Saturday, September 18, 2010

A Defense of Whistling?

"Because girls and newsboys pipe ragtime without regard to the diatonic scale," wrote Schauffler, "why should my avocation be banned by polite society?"

Robert Haven Schauffler (1879-1964) was a cellist who became a successful journalist, writer and poet. He is best known for his colorful biographies including: Beethoven: The Man Who Freed Music (1929), The Unknown Brahms (1933), Florestan: The Life and Work of Robert Schumann (1945), and Franz Schubert: The Ariel of Music (1949).

He also wrote travel books, a series of books discussing and explaining holidays and observances: Thanksgiving (1907), Arbor Day (1909), and Washington's Birthday (1910). I helped prepare an edition of his book on Christmas (1907) for Project Gutenberg in 2006.

His colorful essay, "A Defense of Whistling" was first published in the Atlantic Monthly in 1910 and the next year was reworked and included in his book called "The Musical Amateur."

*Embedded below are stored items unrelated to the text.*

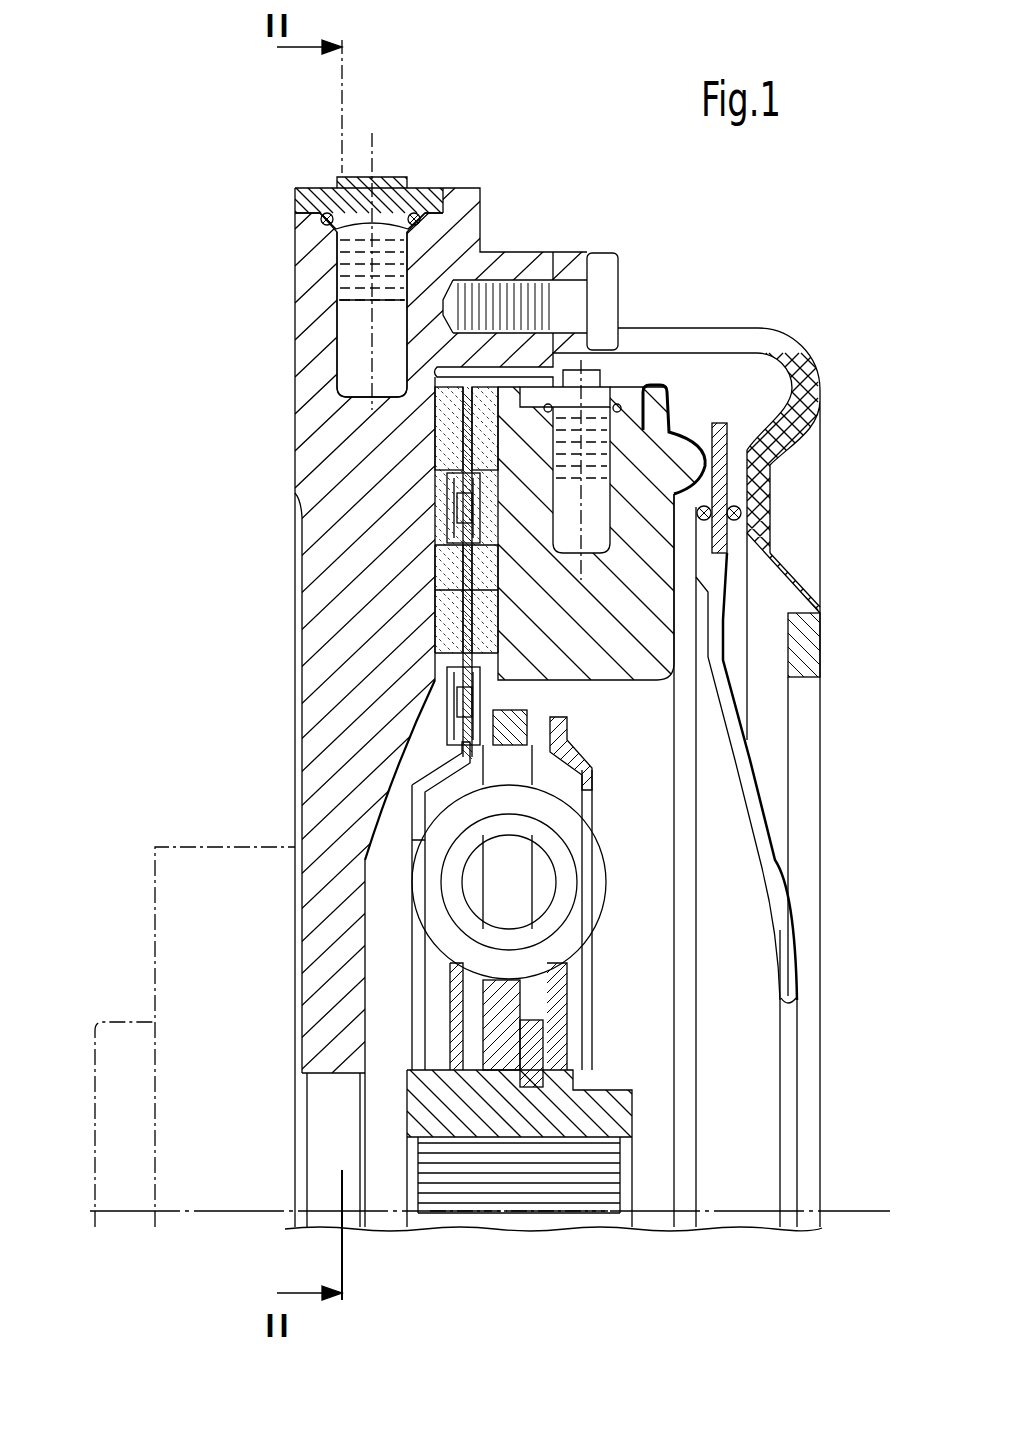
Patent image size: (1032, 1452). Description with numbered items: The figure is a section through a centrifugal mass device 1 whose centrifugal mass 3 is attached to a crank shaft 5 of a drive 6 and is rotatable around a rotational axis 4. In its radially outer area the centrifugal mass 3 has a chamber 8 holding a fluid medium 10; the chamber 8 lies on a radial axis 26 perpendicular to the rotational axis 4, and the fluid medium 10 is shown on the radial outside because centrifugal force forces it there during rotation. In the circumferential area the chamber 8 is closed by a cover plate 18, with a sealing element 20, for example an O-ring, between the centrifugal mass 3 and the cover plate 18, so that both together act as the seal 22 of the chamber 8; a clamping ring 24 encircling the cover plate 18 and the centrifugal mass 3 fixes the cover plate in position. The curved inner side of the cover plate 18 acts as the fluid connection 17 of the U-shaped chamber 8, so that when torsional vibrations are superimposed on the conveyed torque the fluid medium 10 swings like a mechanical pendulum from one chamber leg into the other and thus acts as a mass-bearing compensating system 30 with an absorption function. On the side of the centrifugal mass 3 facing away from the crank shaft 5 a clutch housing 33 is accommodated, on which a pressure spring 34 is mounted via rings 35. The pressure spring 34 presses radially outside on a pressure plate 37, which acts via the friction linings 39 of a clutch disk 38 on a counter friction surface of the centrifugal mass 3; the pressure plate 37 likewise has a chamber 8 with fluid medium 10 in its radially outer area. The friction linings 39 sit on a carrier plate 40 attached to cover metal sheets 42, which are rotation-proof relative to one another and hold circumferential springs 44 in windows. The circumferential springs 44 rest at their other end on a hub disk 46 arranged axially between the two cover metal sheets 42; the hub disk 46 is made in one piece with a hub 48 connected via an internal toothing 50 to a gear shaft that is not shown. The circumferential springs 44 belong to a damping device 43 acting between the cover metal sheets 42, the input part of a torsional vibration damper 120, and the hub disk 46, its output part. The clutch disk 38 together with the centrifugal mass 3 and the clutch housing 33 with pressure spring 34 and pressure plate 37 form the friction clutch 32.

The centrifugal mass device 1 is at (292, 440).
The centrifugal mass 3 is at (318, 623).
The rotational axis 4 is at (515, 1215).
The crank shaft 5 is at (195, 850).
The drive 6 is at (118, 1020).
The chamber 8 is at (462, 290).
The fluid medium 10 is at (345, 250).
The fluid connection 17 is at (400, 214).
The cover plate 18 is at (337, 188).
The sealing element 20 is at (320, 221).
The seal 22 is at (295, 190).
The clamping ring 24 is at (385, 188).
The radial axis 26 is at (372, 133).
The mass-bearing compensating system 30 is at (340, 340).
The friction clutch 32 is at (790, 330).
The clutch housing 33 is at (810, 636).
The pressure spring 34 is at (727, 440).
The rings 35 is at (745, 520).
The pressure plate 37 is at (650, 678).
The clutch disk 38 is at (575, 968).
The friction linings 39 is at (460, 590).
The carrier plate 40 is at (460, 655).
The cover metal sheets 42 is at (440, 750).
The damping device 43 is at (613, 853).
The circumferential springs 44 is at (478, 880).
The hub disk 46 is at (545, 1020).
The hub 48 is at (630, 1100).
The internal toothing 50 is at (625, 1150).
The torsional vibration damper 120 is at (607, 830).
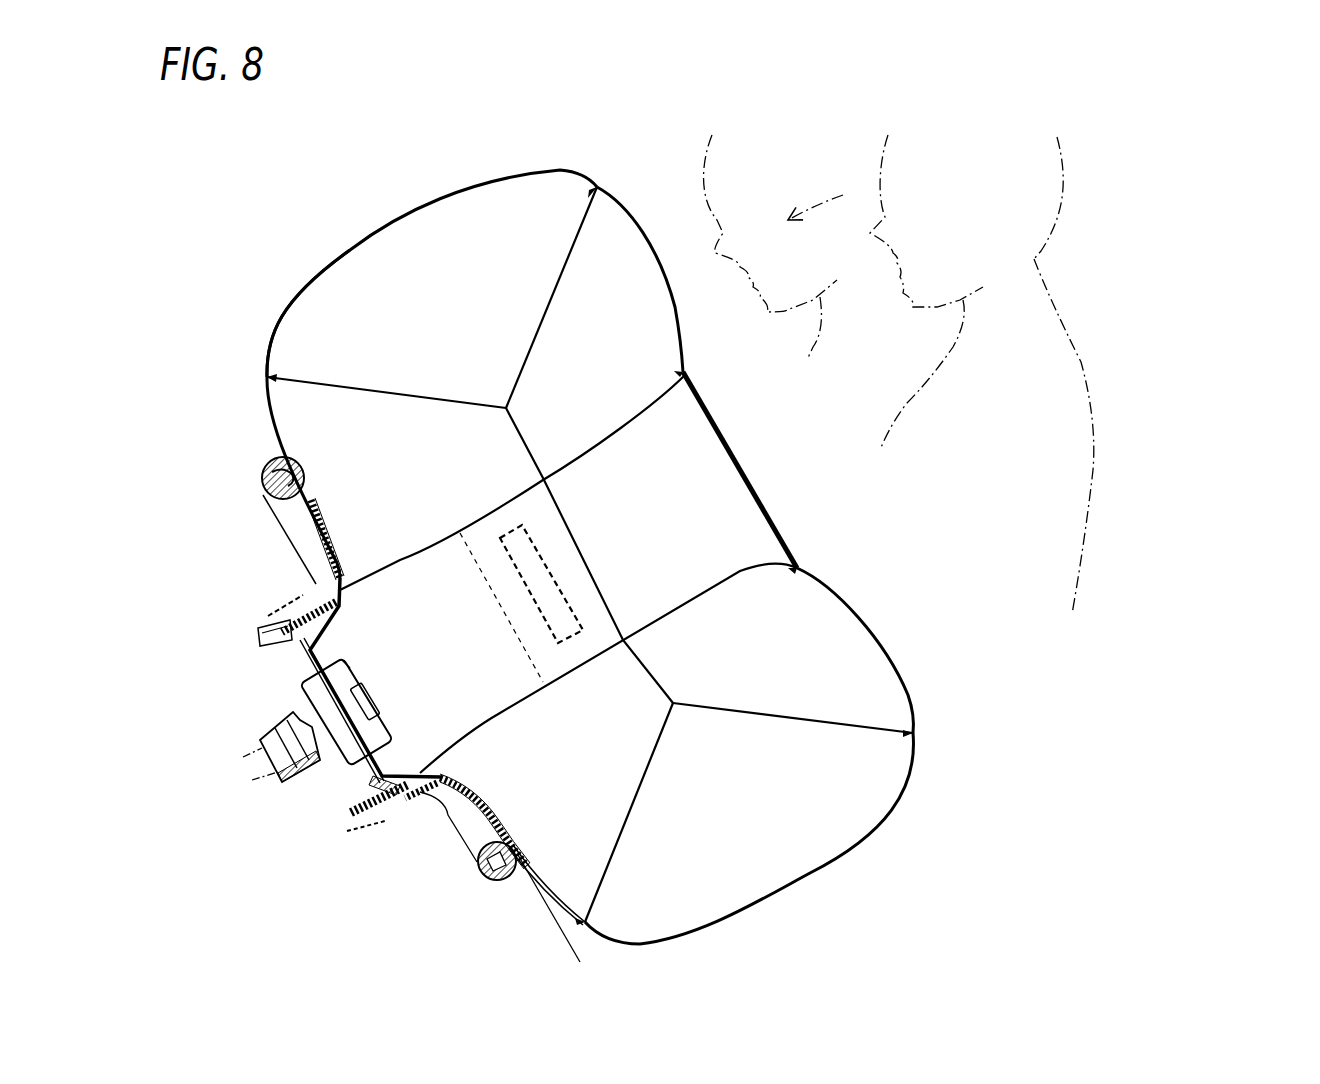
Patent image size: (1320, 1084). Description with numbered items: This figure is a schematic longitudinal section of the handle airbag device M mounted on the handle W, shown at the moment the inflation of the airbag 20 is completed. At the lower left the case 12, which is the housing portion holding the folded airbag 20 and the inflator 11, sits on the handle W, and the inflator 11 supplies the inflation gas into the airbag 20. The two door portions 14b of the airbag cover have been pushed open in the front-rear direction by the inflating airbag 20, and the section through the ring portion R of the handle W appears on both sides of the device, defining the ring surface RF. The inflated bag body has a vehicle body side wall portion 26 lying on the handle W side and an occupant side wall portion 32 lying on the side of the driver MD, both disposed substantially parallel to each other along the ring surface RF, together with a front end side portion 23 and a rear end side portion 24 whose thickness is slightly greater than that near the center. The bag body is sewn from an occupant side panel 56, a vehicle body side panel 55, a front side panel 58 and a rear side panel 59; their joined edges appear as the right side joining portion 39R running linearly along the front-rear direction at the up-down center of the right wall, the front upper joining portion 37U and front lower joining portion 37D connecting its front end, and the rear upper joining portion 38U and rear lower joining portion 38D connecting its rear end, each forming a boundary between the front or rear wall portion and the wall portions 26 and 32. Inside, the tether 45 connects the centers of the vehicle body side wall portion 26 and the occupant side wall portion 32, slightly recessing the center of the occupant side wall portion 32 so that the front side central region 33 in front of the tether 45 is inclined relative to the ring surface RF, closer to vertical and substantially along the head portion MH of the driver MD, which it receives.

The airbag 20 is at (558, 552).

"My avocation consists in whistling to myself the most beautiful melodies in existence, and I go about in a state of perpetual surprise that no one else does likewise. Never have I heard a passing stranger whistling anything worth while; but I have my plans all laid for the event... .I shall chime in with the second violin or cello part perhaps, or, if he has stopped, I shall pipe up the answering melody.

"The human whistle is the most delightfully informal of all instruments. It needs to inglorious lubrication of joints and greasing of keys like its dearest relative the flute. It is not subject to the vocalists eternal cold. It knows no inferno of tuning and snapping strings, nor does it need resin..

"One of the best qualities of the whistle is that it is so portable. The whistler…shall have music wherever he goes: and to carry about a wealth of Schubert and Beethoven and Chopin is more to me than much fine gold. Brahms is one of the most whistle-able of composers, and my two specifics for a blue Monday are to read Stevenson’s Letters and to whistle all the Brahms themes I can remember."